U.S.-East Asia Relations: A Strategy for Multilateral Engagement
Since the 1997 Asian financial crisis, East Asian countries have pursued a multifaceted approach to regional affairs, integrating free trade and economic agreements, ministerial meetings, and the ASEAN+3 and East Asian Summit processes. A striking feature of this new brand of East Asian regionalism is that it has largely developed without active engagement with the U.S. In a November 2011 report, U.S.-East Asia Relations: A Strategy for Multilateral Engagement, an Asia Society task force calls on the Obama Administration to renew and deepen U.S. engagement with Asia and outlines a series of steps for the U.S. to do so.
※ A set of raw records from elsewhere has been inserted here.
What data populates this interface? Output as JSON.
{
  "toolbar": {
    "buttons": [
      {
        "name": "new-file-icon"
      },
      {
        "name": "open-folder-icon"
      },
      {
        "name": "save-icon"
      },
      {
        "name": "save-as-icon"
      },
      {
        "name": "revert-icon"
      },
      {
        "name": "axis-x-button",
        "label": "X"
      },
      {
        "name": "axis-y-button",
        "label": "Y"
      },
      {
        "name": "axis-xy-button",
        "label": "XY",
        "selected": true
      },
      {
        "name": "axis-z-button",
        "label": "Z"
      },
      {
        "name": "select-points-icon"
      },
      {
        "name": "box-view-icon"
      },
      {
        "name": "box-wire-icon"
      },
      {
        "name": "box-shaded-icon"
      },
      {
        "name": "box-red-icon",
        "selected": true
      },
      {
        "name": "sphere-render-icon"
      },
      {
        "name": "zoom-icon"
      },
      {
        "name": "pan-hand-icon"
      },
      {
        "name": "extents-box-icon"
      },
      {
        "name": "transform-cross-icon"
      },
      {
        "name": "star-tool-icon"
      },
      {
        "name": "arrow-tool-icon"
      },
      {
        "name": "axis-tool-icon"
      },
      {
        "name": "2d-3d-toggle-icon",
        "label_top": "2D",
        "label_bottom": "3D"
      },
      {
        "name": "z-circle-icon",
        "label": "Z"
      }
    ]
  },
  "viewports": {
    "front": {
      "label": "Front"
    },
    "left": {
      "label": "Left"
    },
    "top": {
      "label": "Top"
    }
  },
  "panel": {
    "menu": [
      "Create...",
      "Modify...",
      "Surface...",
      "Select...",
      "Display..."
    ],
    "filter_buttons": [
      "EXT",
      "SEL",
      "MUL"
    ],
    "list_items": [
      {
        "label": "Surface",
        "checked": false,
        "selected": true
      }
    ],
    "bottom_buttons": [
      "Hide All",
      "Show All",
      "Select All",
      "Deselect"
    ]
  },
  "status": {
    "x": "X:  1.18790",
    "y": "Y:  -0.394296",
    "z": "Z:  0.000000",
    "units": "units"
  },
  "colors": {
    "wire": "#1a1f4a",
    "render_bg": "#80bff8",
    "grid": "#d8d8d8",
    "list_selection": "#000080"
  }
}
Recommendations from the Asia Society task force include:
- Both sides should recognize and prepare for a change in the U.S.-Asia relationship
- U.S. engagement with Asia can and should continue to be deepened
- Asian regionalism should be supplemented by efforts to engage more deeply with the U.S. and to avoid Asian triumphalism
- U.S.-China ties are most important for the region, but others in Asia also have a stake.
- ASEAN should serve as a foundation
- Both sides should recognize that integration on different economic and security issues will continue at different speeds in the region
- A new U.S. diplomacy with ASEAN is needed
- ASEAN must be more dynamic to offer regional leadership
The task force was co-chaired by Han Sung-Joo, Professor Emeritus at Korea University, and J. Stapleton Roy, Director for the Kissinger Institute on China and the United States at the Woodrow Wilson International Center for Scholars. The co-directors of the task force were Simon Tay, Chairman of the Singapore Institute of International Affairs and Associate Professor of International Law at National University of Singapore, and Michael Kulma, Executive Director of Global Leadership Initiatives at Asia Society.